Developing an efficient CRISPR/Cas9 system in plants: a test case in Lotus japonicus

CRISPR/Cas9-based genome editing is usually employed for both plant functional genomics and trait engineering, with associated components being most commonly delivered via Agrobacterium-mediated T-DNA transformation. Establishing a functional CRISPR/Cas9 system, however, remains an arduous task, despite the well-established delivery method. Here, leveraging the principles of synthetic biology and the Design-Build-Test-Learn framework (DBTL), we describe a step-by-step guide for developing an efficient T-DNA-based CRISPR/Cas9 system in plants, using Lotus japonicus as a case study. The first step involves rational design of the T-DNA region by selecting characterized genetic parts and arranging expression cassettes logically, in various combinations, generating multiple T-DNA architecture variants. The second step includes the assembly of the T-DNA variants into constructs via a flexible cloning scheme. The third and fourth steps include introducing the T-DNA variants into the plant and evaluating their mutation efficiency, using both an optimized T7 endonuclease I-based assay and an amplicon sequencing analysis. We employed two iterative DBTL cycles to identify and improve sub-optimal parts in our constructs and investigated factors that may affect the mutation efficiency of the system. We also observed that the CRISPR/Cas9 activity, but not specificity, can be affected by both the codon-optimization of the Cas9 sequence and the plant growth conditions.This study provides a reference for establishing an efficient CRISPR/Cas9 system in plants by outlining key methodological considerations for successful implementation.

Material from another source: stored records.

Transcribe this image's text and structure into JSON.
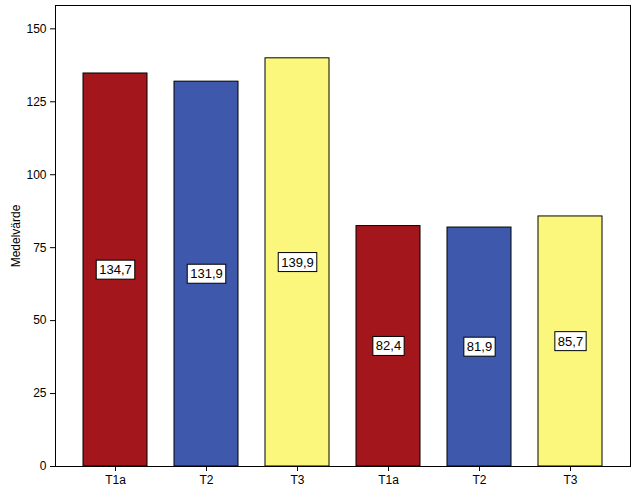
{
  "chart_data": {
    "type": "bar",
    "categories": [
      "T1a",
      "T2",
      "T3",
      "T1a",
      "T2",
      "T3"
    ],
    "values": [
      134.7,
      131.9,
      139.9,
      82.4,
      81.9,
      85.7
    ],
    "value_labels": [
      "134,7",
      "131,9",
      "139,9",
      "82,4",
      "81,9",
      "85,7"
    ],
    "colors": [
      "#a3161b",
      "#3e58ac",
      "#fbf77d",
      "#a3161b",
      "#3e58ac",
      "#fbf77d"
    ],
    "ylabel": "Medelvärde",
    "ylim": [
      0,
      158
    ],
    "yticks": [
      0,
      25,
      50,
      75,
      100,
      125,
      150
    ],
    "data_labels": true,
    "grid": false
  }
}
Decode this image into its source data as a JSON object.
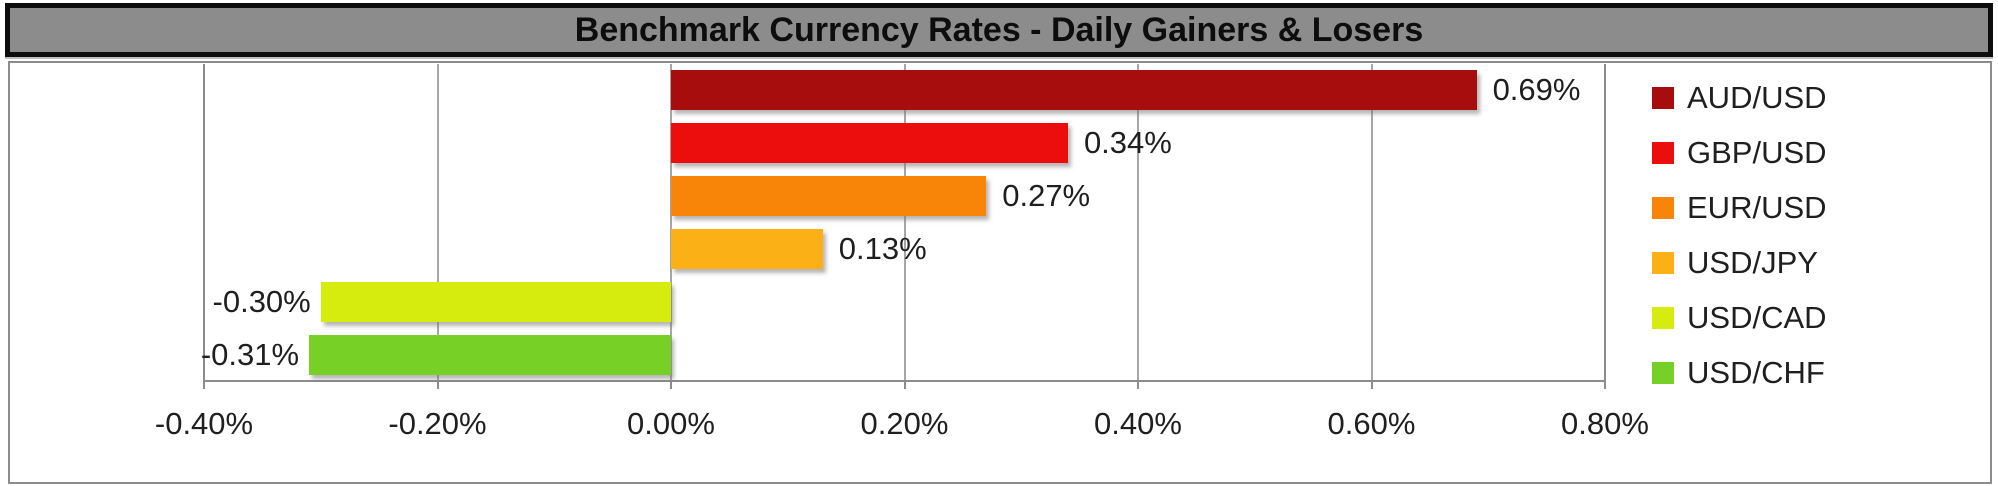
{
  "title": "Benchmark Currency Rates - Daily Gainers & Losers",
  "colors": {
    "title_bar_bg": "#8C8C8C",
    "title_bar_border": "#0D0D0D",
    "chart_area_border": "#8C8C8C",
    "gridline": "#A6A6A6",
    "axis_line": "#8C8C8C",
    "label_text": "#1F1F1F"
  },
  "chart_data": {
    "type": "bar",
    "orientation": "horizontal",
    "title": "Benchmark Currency Rates - Daily Gainers & Losers",
    "categories": [
      "AUD/USD",
      "GBP/USD",
      "EUR/USD",
      "USD/JPY",
      "USD/CAD",
      "USD/CHF"
    ],
    "values": [
      0.69,
      0.34,
      0.27,
      0.13,
      -0.3,
      -0.31
    ],
    "value_labels": [
      "0.69%",
      "0.34%",
      "0.27%",
      "0.13%",
      "-0.30%",
      "-0.31%"
    ],
    "bar_colors": [
      "#A80D0D",
      "#EC0D0D",
      "#F88408",
      "#FBB116",
      "#D6EB0E",
      "#77D026"
    ],
    "xlabel": "",
    "ylabel": "",
    "xlim": [
      -0.4,
      0.8
    ],
    "x_ticks": [
      -0.4,
      -0.2,
      0,
      0.2,
      0.4,
      0.6,
      0.8
    ],
    "x_tick_labels": [
      "-0.40%",
      "-0.20%",
      "0.00%",
      "0.20%",
      "0.40%",
      "0.60%",
      "0.80%"
    ],
    "grid": true,
    "legend_position": "right",
    "legend": [
      {
        "label": "AUD/USD",
        "color": "#A80D0D"
      },
      {
        "label": "GBP/USD",
        "color": "#EC0D0D"
      },
      {
        "label": "EUR/USD",
        "color": "#F88408"
      },
      {
        "label": "USD/JPY",
        "color": "#FBB116"
      },
      {
        "label": "USD/CAD",
        "color": "#D6EB0E"
      },
      {
        "label": "USD/CHF",
        "color": "#77D026"
      }
    ]
  }
}
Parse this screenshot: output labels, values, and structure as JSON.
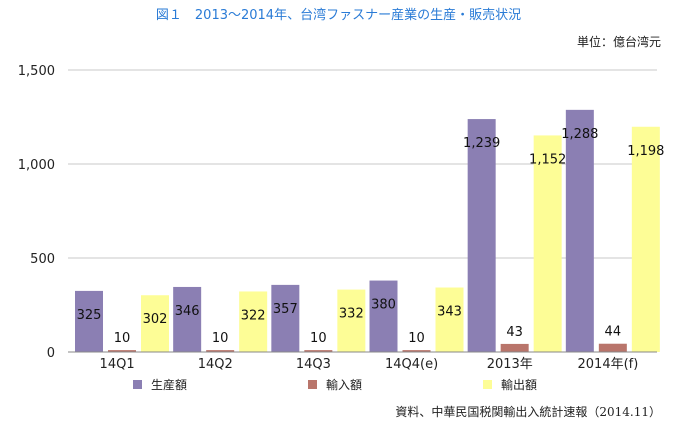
{
  "title": "図１　2013〜2014年、台湾ファスナー産業の生産・販売状況",
  "unit_label": "単位：億台湾元",
  "source_note": "資料、中華民国税関輸出入統計速報（2014.11）",
  "chart_data": {
    "type": "bar",
    "categories": [
      "14Q1",
      "14Q2",
      "14Q3",
      "14Q4(e)",
      "2013年",
      "2014年(f)"
    ],
    "series": [
      {
        "name": "生産額",
        "color": "#8b7fb3",
        "values": [
          325,
          346,
          357,
          380,
          1239,
          1288
        ],
        "labels": [
          "325",
          "346",
          "357",
          "380",
          "1,239",
          "1,288"
        ]
      },
      {
        "name": "輸入額",
        "color": "#b9756b",
        "values": [
          10,
          10,
          10,
          10,
          43,
          44
        ],
        "labels": [
          "10",
          "10",
          "10",
          "10",
          "43",
          "44"
        ]
      },
      {
        "name": "輸出額",
        "color": "#fdfd96",
        "values": [
          302,
          322,
          332,
          343,
          1152,
          1198
        ],
        "labels": [
          "302",
          "322",
          "332",
          "343",
          "1,152",
          "1,198"
        ]
      }
    ],
    "ylim": [
      0,
      1500
    ],
    "yticks": [
      0,
      500,
      1000,
      1500
    ],
    "ytick_labels": [
      "0",
      "500",
      "1,000",
      "1,500"
    ],
    "grid": true,
    "legend_position": "bottom"
  }
}
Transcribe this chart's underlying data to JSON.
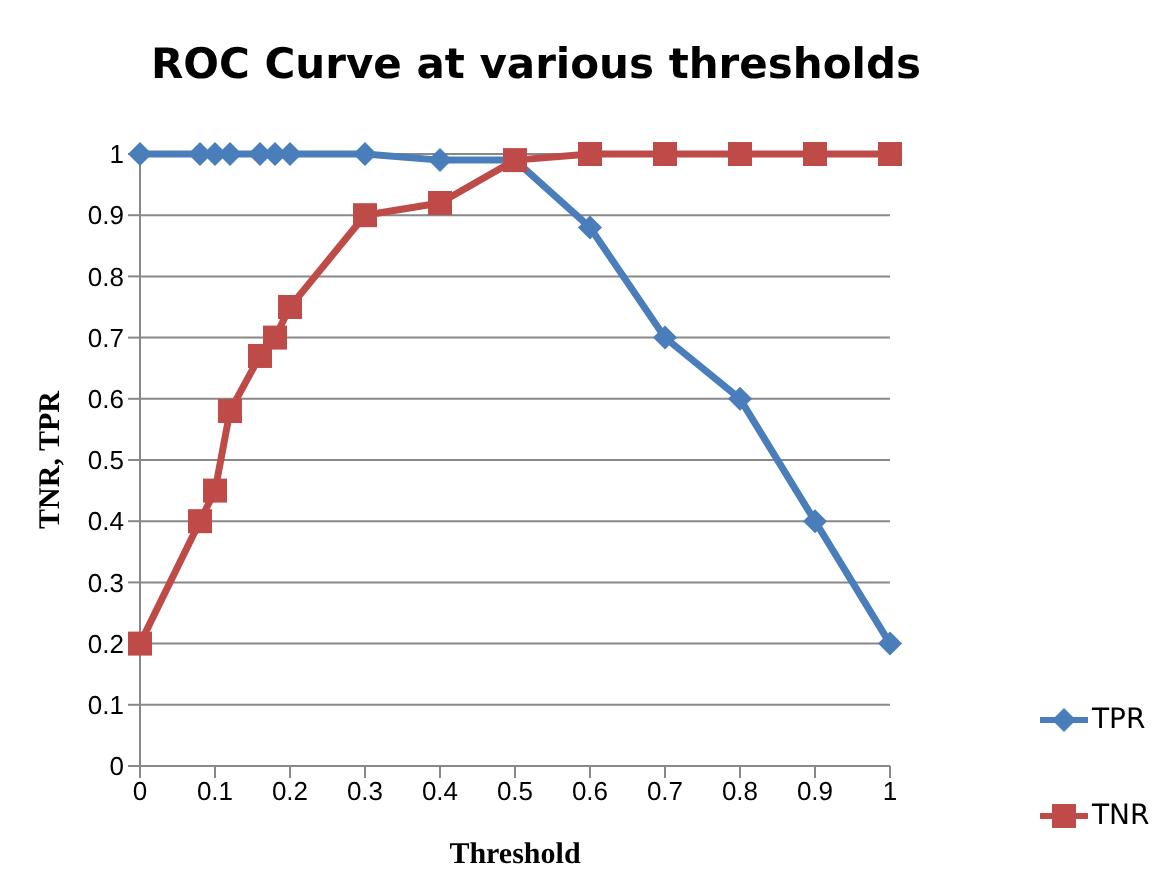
{
  "chart_data": {
    "type": "line",
    "title": "ROC Curve at various thresholds",
    "xlabel": "Threshold",
    "ylabel": "TNR, TPR",
    "x": [
      0,
      0.08,
      0.1,
      0.12,
      0.16,
      0.18,
      0.2,
      0.3,
      0.4,
      0.5,
      0.6,
      0.7,
      0.8,
      0.9,
      1
    ],
    "series": [
      {
        "name": "TPR",
        "color": "#4a7ebb",
        "marker": "diamond",
        "values": [
          1,
          1,
          1,
          1,
          1,
          1,
          1,
          1,
          0.99,
          0.99,
          0.88,
          0.7,
          0.6,
          0.4,
          0.2
        ]
      },
      {
        "name": "TNR",
        "color": "#be4b48",
        "marker": "square",
        "values": [
          0.2,
          0.4,
          0.45,
          0.58,
          0.67,
          0.7,
          0.75,
          0.9,
          0.92,
          0.99,
          1,
          1,
          1,
          1,
          1
        ]
      }
    ],
    "xlim": [
      0,
      1
    ],
    "xticks": [
      0,
      0.1,
      0.2,
      0.3,
      0.4,
      0.5,
      0.6,
      0.7,
      0.8,
      0.9,
      1
    ],
    "ylim": [
      0,
      1
    ],
    "yticks": [
      0,
      0.1,
      0.2,
      0.3,
      0.4,
      0.5,
      0.6,
      0.7,
      0.8,
      0.9,
      1
    ],
    "grid": "y",
    "legend": "bottom right",
    "line_style": "solid"
  }
}
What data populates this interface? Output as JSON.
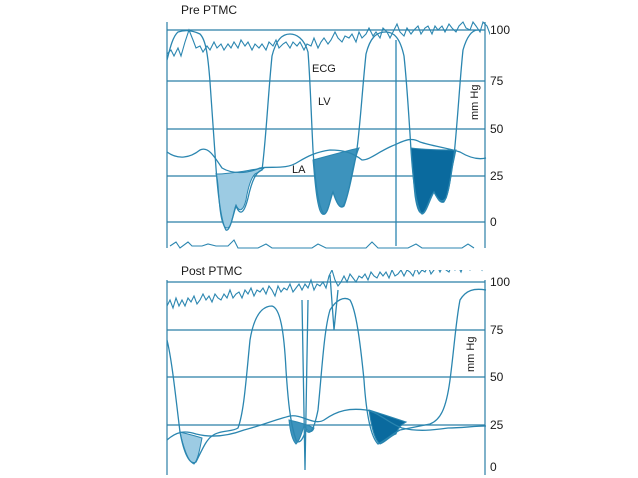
{
  "colors": {
    "grid": "#2b7fa6",
    "trace": "#2b86b0",
    "gradient_light": "#9ccbe3",
    "gradient_mid": "#3d93bd",
    "gradient_dark": "#0a6a9e"
  },
  "chart_data": [
    {
      "type": "line",
      "title": "Pre PTMC",
      "ylabel": "mm Hg",
      "yticks": [
        0,
        25,
        50,
        75,
        100
      ],
      "ylim": [
        0,
        100
      ],
      "series": [
        {
          "name": "ECG"
        },
        {
          "name": "LV"
        },
        {
          "name": "LA"
        }
      ],
      "gradients": [
        {
          "label": "",
          "shade": "light"
        },
        {
          "label": "",
          "shade": "mid"
        },
        {
          "label": "",
          "shade": "dark"
        }
      ],
      "grid": true
    },
    {
      "type": "line",
      "title": "Post PTMC",
      "ylabel": "mm Hg",
      "yticks": [
        0,
        25,
        50,
        75,
        100
      ],
      "ylim": [
        0,
        100
      ],
      "grid": true
    }
  ]
}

基于CRISPR/Cas9的基因组编辑技术（CRISPR/Cas9-based genome editing）通常应用于植物功能基因组学与性状工程研究，其相关组分最常通过农杆菌介导的T-DNA转化进行递送。尽管该递送方法已较为成熟，但构建一套功能性CRISPR/Cas9系统仍是一项艰巨的任务。本研究依托合成生物学（synthetic biology）原理与设计-构建-测试-学习框架（Design-Build-Test-Learn framework, DBTL），以百脉根（Lotus japonicus）为模式物种，详细阐述了一套构建高效T-DNA型植物CRISPR/Cas9系统的分步指南。第一步涉及T-DNA区域的理性设计：通过筛选已表征的遗传元件，并以多种组合形式逻辑排布表达盒，从而生成多种T-DNA结构变体；第二步为通过灵活克隆方案将各类T-DNA变体组装至表达载体中；第三步与第四步分别为将T-DNA变体导入植物宿主，以及利用优化后的T7核酸内切酶I检测体系与扩增子测序分析，评估其基因突变效率。本研究通过两轮迭代的DBTL循环，对载体中亚最优的元件开展鉴定与优化，并探究了诸多可能影响该系统基因突变效率的因素。此外，本研究还发现，CRISPR/Cas9的活性（而非特异性）可同时受Cas9序列的密码子优化与植物生长条件的调控。本研究通过梳理成功构建该系统的关键方法学要点，为在植物中建立高效CRISPR/Cas9系统提供了重要参考依据。